Début avril, le puissant chef du pouvoir judiciaire iranien Gholamhossein Mohseni Ejei a d'ailleurs explicitement appelé les tribunaux à accélérer le prononcé des condamnations à mort, tant pour les affaires liées au conflit extérieur que pour celles concernant les manifestations internes. Une directive suivie d'effets immédiats qui montre que, malgré la guerre et les changements à la tête du régime, l'appareil judiciaire iranien est resté intact.
Terroriser la population
Dans le même temps, la répression s'intensifie bien au-delà des exécutions. Selon IHR, au moins 3 646 personnes ont été arrêtées depuis le début de la guerre, dont plus de 700 après l'annonce du cessez-le-feu le 8 avril. Le 20 avril, le chef de la police iranienne a annoncé l'arrestation d'au moins 1 800 personnes supplémentaires, accusées d'activités "hostiles" ou de liens avec l'opposition. Parmi les personnes visées figurent des militants, mais aussi des citoyens ordinaires, poursuivis pour des publications en ligne ou leur participation à des rassemblements.

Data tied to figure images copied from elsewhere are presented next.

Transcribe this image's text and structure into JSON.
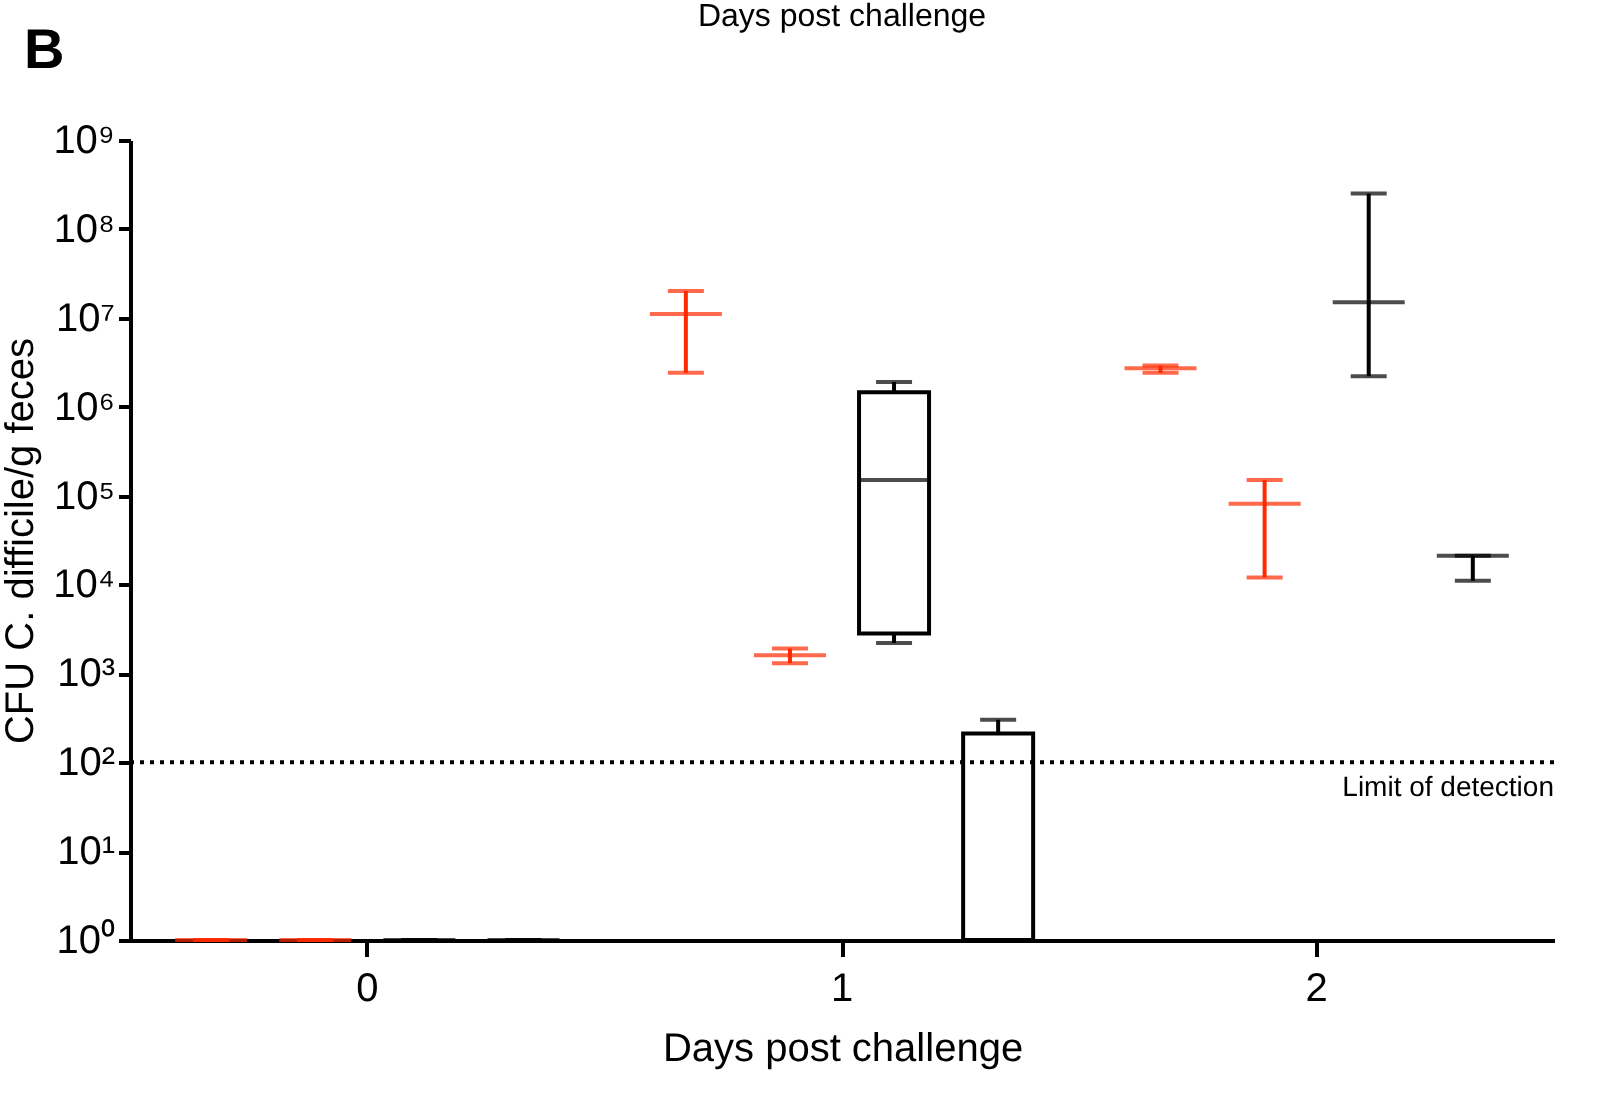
{
  "chart_data": {
    "type": "box",
    "title": "Days post challenge",
    "xlabel": "Days post challenge",
    "ylabel": "CFU C. difficile/g feces",
    "annotations": [
      "B"
    ],
    "categories": [
      "0",
      "1",
      "2"
    ],
    "log": "y",
    "ylim": [
      1,
      1000000000
    ],
    "yticks": [
      {
        "value": 1,
        "label": "10⁰"
      },
      {
        "value": 10,
        "label": "10¹"
      },
      {
        "value": 100,
        "label": "10²"
      },
      {
        "value": 1000,
        "label": "10³"
      },
      {
        "value": 10000,
        "label": "10⁴"
      },
      {
        "value": 100000,
        "label": "10⁵"
      },
      {
        "value": 1000000,
        "label": "10⁶"
      },
      {
        "value": 10000000,
        "label": "10⁷"
      },
      {
        "value": 100000000,
        "label": "10⁸"
      },
      {
        "value": 1000000000,
        "label": "10⁹"
      }
    ],
    "series": [
      {
        "color": "#ff2a00",
        "boxes": [
          {
            "low": 1,
            "q1": 1,
            "median": 1,
            "q3": 1,
            "high": 1
          },
          {
            "low": 2400000,
            "q1": 11000000,
            "median": 11000000,
            "q3": 11000000,
            "high": 20000000
          },
          {
            "low": 2400000,
            "q1": 2700000,
            "median": 2700000,
            "q3": 2700000,
            "high": 2900000
          }
        ]
      },
      {
        "color": "#ff2a00",
        "boxes": [
          {
            "low": 1,
            "q1": 1,
            "median": 1,
            "q3": 1,
            "high": 1
          },
          {
            "low": 1300,
            "q1": 1600,
            "median": 1600,
            "q3": 1600,
            "high": 1900
          },
          {
            "low": 12000,
            "q1": 81000,
            "median": 81000,
            "q3": 81000,
            "high": 150000
          }
        ]
      },
      {
        "color": "#000000",
        "boxes": [
          {
            "low": 1,
            "q1": 1,
            "median": 1,
            "q3": 1,
            "high": 1
          },
          {
            "low": 2200,
            "q1": 2800,
            "median": 150000,
            "q3": 1450000,
            "high": 1900000
          },
          {
            "low": 2200000,
            "q1": 15000000,
            "median": 15000000,
            "q3": 15000000,
            "high": 250000000
          }
        ]
      },
      {
        "color": "#000000",
        "boxes": [
          {
            "low": 1,
            "q1": 1,
            "median": 1,
            "q3": 1,
            "high": 1
          },
          {
            "low": 1,
            "q1": 1,
            "median": 1,
            "q3": 210,
            "high": 300
          },
          {
            "low": 11000,
            "q1": 21000,
            "median": 21000,
            "q3": 21000,
            "high": 21000
          }
        ]
      }
    ],
    "ref_lines": [
      {
        "axis": "y",
        "value": 100,
        "label": "Limit of detection",
        "line_style": "dotted"
      }
    ],
    "grid": false,
    "legend": false
  }
}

Les avocats ne sont pas épargnés. Plusieurs défenseurs ont été arrêtés ces dernières semaines, dont la célèbre avocate des droits humains Nasrin Sotoudeh. Dans de nombreux cas, les détenus sont maintenus au secret, ce qui alimente les craintes d'exécutions imminentes.
Pour Azadeh Kian, cette stratégie vise avant tout à terroriser la population. "Le but est d'intimider. En parallèle, ces derniers jours, des parades armées de partisans du régime ont été organisées pour adresser un message clair aux opposants : 'On vous a à l'œil.' Le pouvoir redoute des émeutes sporadiques", explique-t-elle. "La crise économique était déjà là, et avec la guerre, les destructions, le chômage et l'inflation qui a encore grimpé, la population est exsangue et tétanisée."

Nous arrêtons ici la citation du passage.